The massive 90-foot cypress tree that looms over Ramona Garden Park will live to see another week.
After residents complained that the city was too hasty in its plan to remove the Monterey cypress on Thursday because of a risk of falling branches, Grover Beach City Manager Matt Bronson said the removal has now been put on hold and the City Council will discuss the issue at its meeting Monday.
“We recognize that this is a noticeable tree in one of our landmark parks,” Bronson said. “We felt given that and its potential for safety risks, that it was prudent to bring it to the public for more information.”
Bronson said the city is still concerned about the condition of the tree and the safety risk to the public; he plans to present a plan for removing the tree and replacing it with a healthier option at the Monday meeting.
Grover Beach resident Anita Shower said she plans to have an independent arborist examine it to ensure the tree is actually decaying before it can be removed.
“Trees are important,” Shower said Tuesday. “We’re entitled to trees. And this is almost the biggest tree — it’s one of the largest trees in Grover Beach.”
The park is always full; there are kids and families there all the time. I’m not the only person who loves this tree. I’m just the loudest.
Anita Shower, Grover Beach
Certified arborist David Ragan, of Dave’s Tree Services in Arroyo Grande, recently found “the presence of significant internal decay in all parts of the tree,” according to Bronson. Ragan concluded the condition of the tree could lead to substantial failures, including falling tree limbs that could hurt park-goers or damage vehicles.
The tree is located in a busy area on the east side of the park on North 10th Street.
Grover Beach has spent thousands of dollars to preserve the massive cypress in recent years, including $3,500 to install support cables to reduce limb weight and $1,000 for pruning every 3 to 5 years, according to Bronson. Ramona Park’s parking and sidewalk improvements were also designed around the tree so that it wouldn’t be impacted.
Shower said she brought in a certified arborist to examine the tree several years ago, when the council considered removing the tree because of worries that it was diseased. That arborist said the tree was not diseased, and the council later backed down from removing it.

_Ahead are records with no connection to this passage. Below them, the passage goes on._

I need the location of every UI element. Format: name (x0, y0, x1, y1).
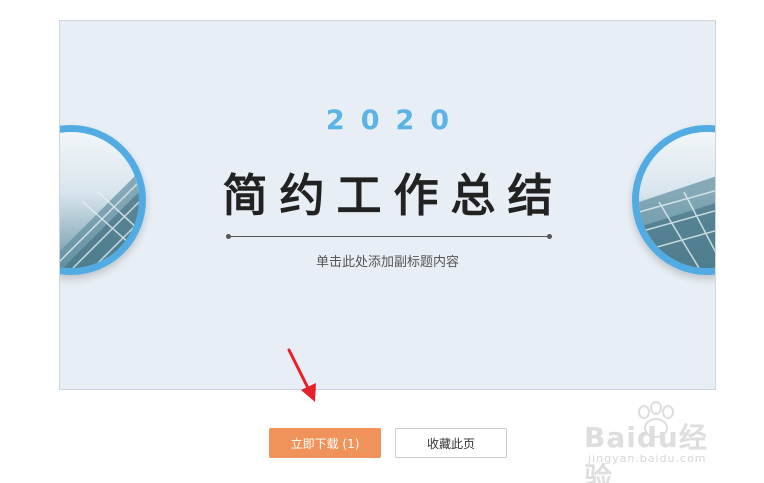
page: 2020 简约工作总结 单击此处添加副标题内容 立即下载 (1) 收藏此页 Ba… (0, 0, 764, 483)
baidu-jingyan-watermark: Baidu经验 jingyan.baidu.com (584, 401, 730, 483)
download-button[interactable]: 立即下载 (1) (269, 428, 381, 458)
slide-preview: 2020 简约工作总结 单击此处添加副标题内容 (59, 20, 716, 390)
red-arrow-icon (287, 348, 316, 402)
watermark-url: jingyan.baidu.com (588, 452, 707, 465)
watermark-logo: Baidu经验 (584, 421, 708, 483)
slide-subtitle: 单击此处添加副标题内容 (315, 255, 459, 270)
favorite-button[interactable]: 收藏此页 (395, 428, 507, 458)
slide-title: 简约工作总结 (222, 169, 565, 222)
slide-divider (226, 234, 552, 239)
slide-year: 2020 (325, 105, 466, 136)
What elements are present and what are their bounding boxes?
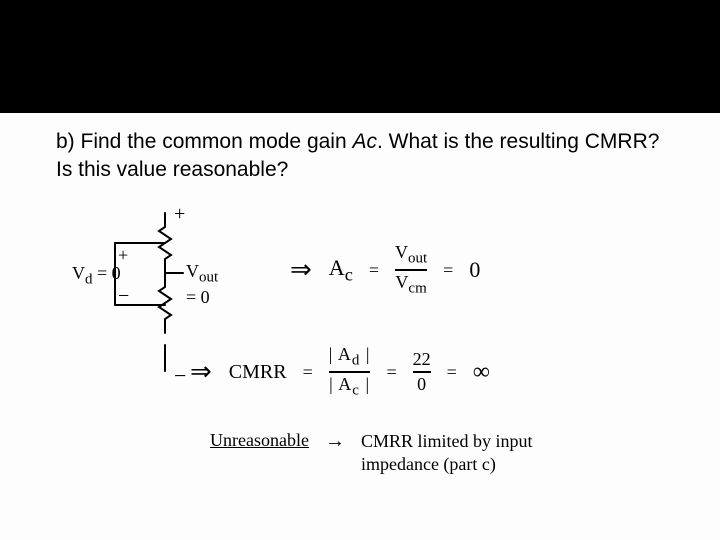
note-rhs: CMRR limited by input impedance (part c): [361, 430, 533, 475]
fraction-vout-vcm: Vout Vcm: [395, 243, 427, 298]
question-prefix: b) Find the common mode gain: [56, 130, 352, 153]
eq: =: [303, 362, 313, 383]
ac-result: 0: [469, 257, 480, 283]
cmrr-result: ∞: [473, 359, 490, 386]
frac-num: Vout: [395, 243, 427, 267]
frac-den: | Ac |: [329, 375, 370, 399]
question-variable: Ac: [352, 130, 377, 153]
eq3: =: [447, 362, 457, 383]
handwritten-area: + − + − Vd = 0 Vout = 0 ⇒ Ac = Vout Vcm: [60, 195, 690, 510]
fraction-22-0: 22 0: [413, 350, 431, 394]
equation-cmrr: ⇒ CMRR = | Ad | | Ac | = 22 0 = ∞: [190, 345, 490, 400]
minus-bottom: −: [174, 363, 186, 389]
slide: b) Find the common mode gain Ac. What is…: [0, 0, 720, 540]
vout-label: Vout = 0: [186, 261, 220, 308]
frac-den: Vcm: [395, 273, 426, 297]
eq: =: [369, 260, 379, 281]
reasonable-note: Unreasonable → CMRR limited by input imp…: [210, 430, 533, 475]
fraction-ad-ac: | Ad | | Ac |: [329, 345, 371, 400]
val-den: 0: [417, 375, 426, 394]
equation-ac: ⇒ Ac = Vout Vcm = 0: [290, 243, 480, 298]
cmrr-label: CMRR: [229, 361, 287, 384]
implies-icon-2: ⇒: [190, 357, 213, 387]
arrow-icon: →: [325, 430, 345, 453]
title-bar: [0, 0, 720, 113]
eq2: =: [386, 362, 396, 383]
plus-top: +: [174, 203, 185, 226]
implies-icon: ⇒: [290, 255, 313, 285]
vd-label: Vd = 0: [72, 263, 121, 289]
ac-symbol: Ac: [329, 255, 353, 285]
frac-num: | Ad |: [329, 345, 371, 369]
eq2: =: [443, 260, 453, 281]
question-text: b) Find the common mode gain Ac. What is…: [56, 128, 660, 185]
val-num: 22: [413, 350, 431, 369]
note-lead: Unreasonable: [210, 430, 309, 451]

Shower said she thinks the city wants to remove the tree because it is a financial burden, so she has offered to pay the costs of trimming and caring for the tree every three years.
“The park is always full; there are kids and families there all the time,” she said. “I’m not the only person who loves this tree. I’m just the loudest.”
Shower said she also thinks the city’s estimate that the tree is 30 years old is incorrect; her research showed the tree was closer to 100 years old, based on the diameter of the trunk.
Shower plans to consult her arborist Wednesday to examine the tree before it is potentially removed.